The Medallion Fund has averaged an annual return of 66% from 1988 to 2018, returning over $100 billion to investors.
Renaissance makes an estimated 150,000 trades daily and often represents as much as 5% of all stock daily stock market volume.
Simons did not follow the usual path to becoming a hedge fund manager. In fact, he was destined to be a world-class mathematician.
Simons received a Ph.D. in mathematics from UCLA in 1961 at the age of 23 and later taught mathematics at elite universities, including Harvard and MIT.
In 1964, Simons was recruited to crack codes for the National Security Agency during the Vietnam War.
Infamously, after writing a letter outlining his anti-war position to the New York Times in response to a pro-war op-ed from his commanding officer, Simons was fired.
Simons moved to Stony Brook University, where he assembled a world-class mathematics faculty during his tenure as the department’s head.
It was not long until Simons “got a little tired of mathematics” and began trading commodities in his spare time along with former MIT mathematicians.
Simons’ part-time trading coincided with Nixon taking the US Dollar off the gold standard, which opened up opportunities to trade and profit from currency fluctuations.
More importantly, this also coincided with rapid developments in computing, which enabled individuals to quantitatively trade commodities, currencies, and shares.
In 1978, Simons formally left academia to start Monemetrics – which became Renaissance – an investment company based on quantitative analysis.
Initially, Simons and his team of mathematicians and physicists struggled with the emotional swings involved in trading.
Simons described them as “gut-wrenching” and resulted in a close friend, Leonard Baum, leaving Monemetrics after a massive trading loss in 1984.
It pushed Simons to find a mathematical model that automatically predicted the market and executed trades to limit the emotional swings felt by traders.
In 1988, Renaissance launched its flagship Medallion Fund, which uses a ‘black box model’ to automatically execute trades using mathematical models and massive amounts of data.
This fund produced average annual returns of 66% from 1988 to 2018. However, due to Renaissance’s high fees – over double the industry average – these returns are only 39% after fees were applied.
By virtue of being a ‘black box’, no one besides Renaissance’s owners and select employees know how the computers came to their conclusions and executed trades.

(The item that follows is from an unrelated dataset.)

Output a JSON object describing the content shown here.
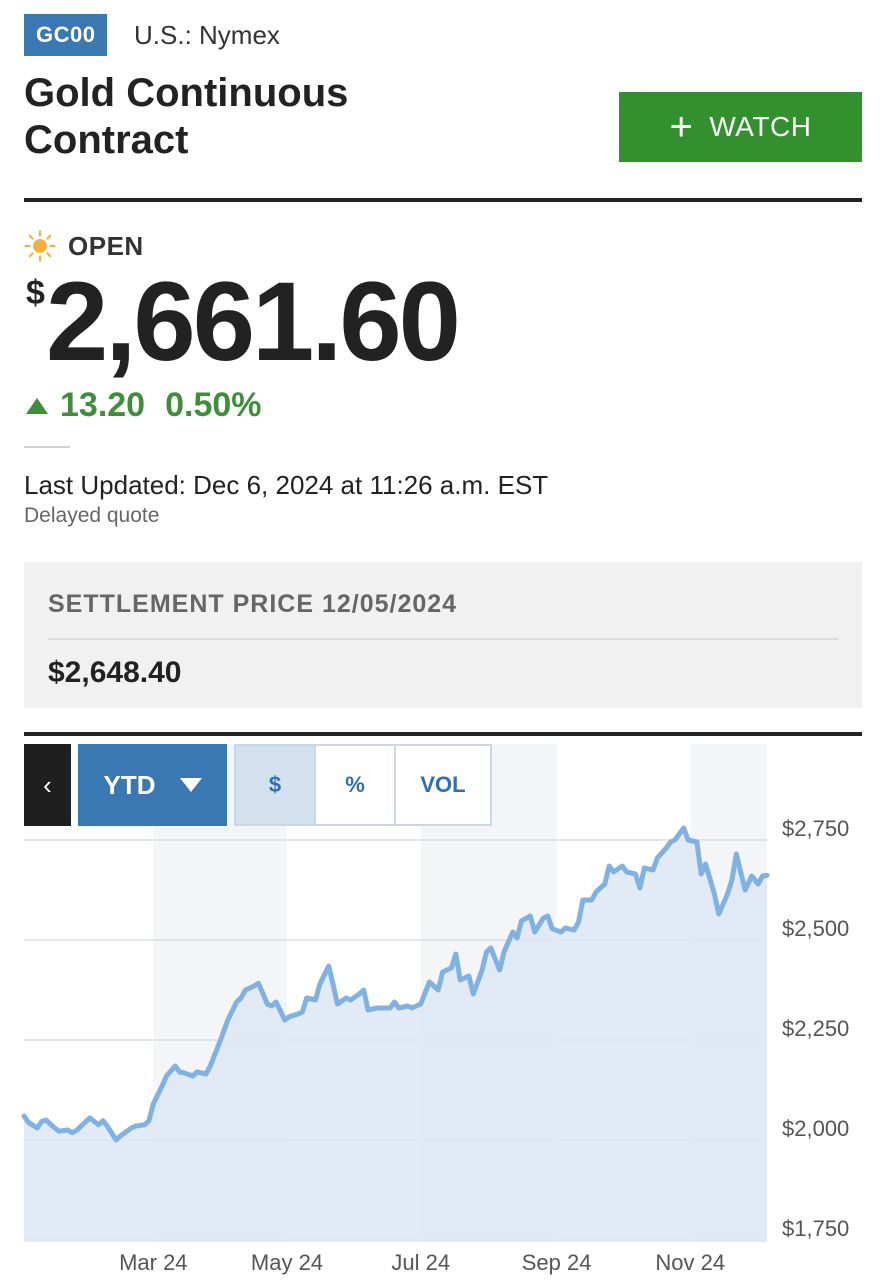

Renaissance is highly secretive about how its models are created and how trades are executed. Employees are required to sign NDAs and five-year non-competes.
Moreover, the Medallion Fund is limited to employees of Renaissance and their family members – no external investors have access.

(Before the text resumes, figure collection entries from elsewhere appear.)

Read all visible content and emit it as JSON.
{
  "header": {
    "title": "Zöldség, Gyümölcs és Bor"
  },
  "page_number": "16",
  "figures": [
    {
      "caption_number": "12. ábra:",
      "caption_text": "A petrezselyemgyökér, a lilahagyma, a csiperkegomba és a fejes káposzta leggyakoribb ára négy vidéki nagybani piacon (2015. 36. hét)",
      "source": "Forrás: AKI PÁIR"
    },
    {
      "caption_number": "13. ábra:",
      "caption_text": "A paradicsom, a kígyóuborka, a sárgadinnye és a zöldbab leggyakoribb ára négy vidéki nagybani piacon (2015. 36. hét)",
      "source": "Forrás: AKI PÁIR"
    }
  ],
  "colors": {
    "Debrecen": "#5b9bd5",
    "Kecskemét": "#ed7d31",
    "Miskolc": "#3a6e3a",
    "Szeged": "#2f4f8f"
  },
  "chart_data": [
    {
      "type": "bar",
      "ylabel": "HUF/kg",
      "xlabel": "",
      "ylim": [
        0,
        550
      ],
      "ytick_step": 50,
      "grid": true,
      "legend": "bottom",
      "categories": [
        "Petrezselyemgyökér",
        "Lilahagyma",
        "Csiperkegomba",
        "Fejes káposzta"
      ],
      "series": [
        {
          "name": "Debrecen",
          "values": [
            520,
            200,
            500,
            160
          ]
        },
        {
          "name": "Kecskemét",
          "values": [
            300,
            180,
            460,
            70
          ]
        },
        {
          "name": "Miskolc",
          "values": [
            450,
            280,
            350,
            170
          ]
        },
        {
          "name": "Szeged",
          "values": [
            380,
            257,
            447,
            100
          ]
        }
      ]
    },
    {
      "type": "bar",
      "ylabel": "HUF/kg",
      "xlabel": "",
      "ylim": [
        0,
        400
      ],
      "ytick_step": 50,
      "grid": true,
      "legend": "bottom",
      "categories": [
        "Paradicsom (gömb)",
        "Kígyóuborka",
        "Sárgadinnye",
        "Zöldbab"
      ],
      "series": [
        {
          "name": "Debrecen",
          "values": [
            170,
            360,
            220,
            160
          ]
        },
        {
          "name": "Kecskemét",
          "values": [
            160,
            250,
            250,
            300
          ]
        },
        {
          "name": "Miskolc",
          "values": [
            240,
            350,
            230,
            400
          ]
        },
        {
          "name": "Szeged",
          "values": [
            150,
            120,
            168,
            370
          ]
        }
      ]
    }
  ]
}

Trading strategies also change regularly to prevent them from deteriorating and trades are made irregularly to prevent competitors from reading into Renaissance’s strategies.
However, Simons gives the occasional insight into how Renaissance builds its models and executes its trades in interviews.

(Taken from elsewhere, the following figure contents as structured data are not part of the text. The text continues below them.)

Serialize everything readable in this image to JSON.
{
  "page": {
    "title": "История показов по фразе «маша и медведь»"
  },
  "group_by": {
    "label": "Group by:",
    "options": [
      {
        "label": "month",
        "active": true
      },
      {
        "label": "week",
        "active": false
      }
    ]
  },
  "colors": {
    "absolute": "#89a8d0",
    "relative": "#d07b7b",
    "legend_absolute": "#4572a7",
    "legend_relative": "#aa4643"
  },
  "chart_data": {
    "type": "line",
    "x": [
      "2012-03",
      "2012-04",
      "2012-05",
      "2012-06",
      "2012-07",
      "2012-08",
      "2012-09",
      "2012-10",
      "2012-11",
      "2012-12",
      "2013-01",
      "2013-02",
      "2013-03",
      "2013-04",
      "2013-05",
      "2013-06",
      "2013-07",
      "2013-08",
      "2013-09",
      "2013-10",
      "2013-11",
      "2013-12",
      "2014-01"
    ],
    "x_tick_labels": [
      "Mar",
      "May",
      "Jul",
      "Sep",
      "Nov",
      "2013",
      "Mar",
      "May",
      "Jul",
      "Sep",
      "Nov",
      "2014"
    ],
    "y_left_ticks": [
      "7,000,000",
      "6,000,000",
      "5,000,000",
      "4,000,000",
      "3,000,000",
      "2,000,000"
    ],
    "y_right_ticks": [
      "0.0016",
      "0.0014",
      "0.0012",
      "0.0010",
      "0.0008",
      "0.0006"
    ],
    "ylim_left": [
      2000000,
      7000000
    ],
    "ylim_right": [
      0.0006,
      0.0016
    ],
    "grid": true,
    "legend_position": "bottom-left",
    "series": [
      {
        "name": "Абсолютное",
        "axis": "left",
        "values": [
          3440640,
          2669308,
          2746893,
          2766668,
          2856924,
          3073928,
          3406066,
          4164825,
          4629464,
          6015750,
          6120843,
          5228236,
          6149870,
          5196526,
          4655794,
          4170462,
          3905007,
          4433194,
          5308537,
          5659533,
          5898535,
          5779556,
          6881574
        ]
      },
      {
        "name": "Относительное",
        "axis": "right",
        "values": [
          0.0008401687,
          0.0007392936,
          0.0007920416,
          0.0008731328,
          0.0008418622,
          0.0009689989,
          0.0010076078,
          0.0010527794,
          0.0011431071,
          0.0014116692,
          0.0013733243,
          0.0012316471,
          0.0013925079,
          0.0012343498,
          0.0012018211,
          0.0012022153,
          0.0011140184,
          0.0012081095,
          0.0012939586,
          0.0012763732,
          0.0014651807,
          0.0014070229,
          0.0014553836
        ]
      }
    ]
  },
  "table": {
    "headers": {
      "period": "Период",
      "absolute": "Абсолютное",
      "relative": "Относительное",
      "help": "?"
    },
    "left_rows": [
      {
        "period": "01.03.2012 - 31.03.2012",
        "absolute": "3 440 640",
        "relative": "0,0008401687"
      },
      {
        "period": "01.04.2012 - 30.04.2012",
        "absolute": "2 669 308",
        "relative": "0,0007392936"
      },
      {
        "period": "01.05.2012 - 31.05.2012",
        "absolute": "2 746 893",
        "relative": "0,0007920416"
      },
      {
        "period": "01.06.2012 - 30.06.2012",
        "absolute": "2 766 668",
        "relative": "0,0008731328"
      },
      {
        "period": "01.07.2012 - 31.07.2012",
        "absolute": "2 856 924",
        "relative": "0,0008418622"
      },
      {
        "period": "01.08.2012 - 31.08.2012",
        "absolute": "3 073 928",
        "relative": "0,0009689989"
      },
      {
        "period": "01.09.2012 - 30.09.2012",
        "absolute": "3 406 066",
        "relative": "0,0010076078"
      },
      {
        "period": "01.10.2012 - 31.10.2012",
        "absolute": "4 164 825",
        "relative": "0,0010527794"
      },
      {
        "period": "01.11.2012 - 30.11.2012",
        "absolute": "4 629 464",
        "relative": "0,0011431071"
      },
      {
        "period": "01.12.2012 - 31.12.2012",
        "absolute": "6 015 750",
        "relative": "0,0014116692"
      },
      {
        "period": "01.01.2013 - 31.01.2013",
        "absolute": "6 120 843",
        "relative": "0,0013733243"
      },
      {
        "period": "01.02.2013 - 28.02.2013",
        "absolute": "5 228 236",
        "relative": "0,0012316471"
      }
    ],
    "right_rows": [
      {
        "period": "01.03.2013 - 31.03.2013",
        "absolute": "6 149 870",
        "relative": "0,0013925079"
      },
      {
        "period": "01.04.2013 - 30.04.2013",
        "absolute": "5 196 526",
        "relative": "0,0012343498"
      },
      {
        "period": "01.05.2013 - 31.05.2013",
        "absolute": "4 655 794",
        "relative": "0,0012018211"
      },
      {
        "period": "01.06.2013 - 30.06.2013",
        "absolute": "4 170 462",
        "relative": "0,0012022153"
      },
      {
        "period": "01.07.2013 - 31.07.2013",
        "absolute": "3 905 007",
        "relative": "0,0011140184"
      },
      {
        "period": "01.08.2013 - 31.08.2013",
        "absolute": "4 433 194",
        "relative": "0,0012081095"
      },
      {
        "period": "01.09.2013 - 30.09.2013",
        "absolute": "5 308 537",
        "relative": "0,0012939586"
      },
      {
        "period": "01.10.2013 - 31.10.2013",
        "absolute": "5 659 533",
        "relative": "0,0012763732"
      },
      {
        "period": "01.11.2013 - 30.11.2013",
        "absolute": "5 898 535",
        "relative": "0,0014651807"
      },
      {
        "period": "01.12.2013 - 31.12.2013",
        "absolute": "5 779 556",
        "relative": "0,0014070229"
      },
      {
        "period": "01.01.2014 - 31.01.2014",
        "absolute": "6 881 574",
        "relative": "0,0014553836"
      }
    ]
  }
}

He said Renaissance has three requirements before it trades in an asset: “publicly traded, liquid, and amenable to modelling”.
Renaissance collects historical data across a range of sources – from interest rates, inflation, price, volumes, and annual reports, to weather.
“Almost anything,” said Simons.
The computers at Renaissance take in terabytes of data on a daily basis to build their mathematical models and test existing models to optimise their own.
Renaissance looks for anomalies in the data and tests whether they are random occurrences or part of a pattern. These anomalies have to be searched for constantly, as they fade over time or get “washed out”.
Trades are made daily, and positions are only held for a few days at most, as this creates large amounts of data that can be used to improve Renaissance’s models.
Renaissance also makes a high number of trades daily because its margins are razor-thin – thus, a high volume is needed to make substantial profits.
Even with complex mathematical models, the best computers, and the smartest people, Renaissance still only profits on just over 50% of its trades.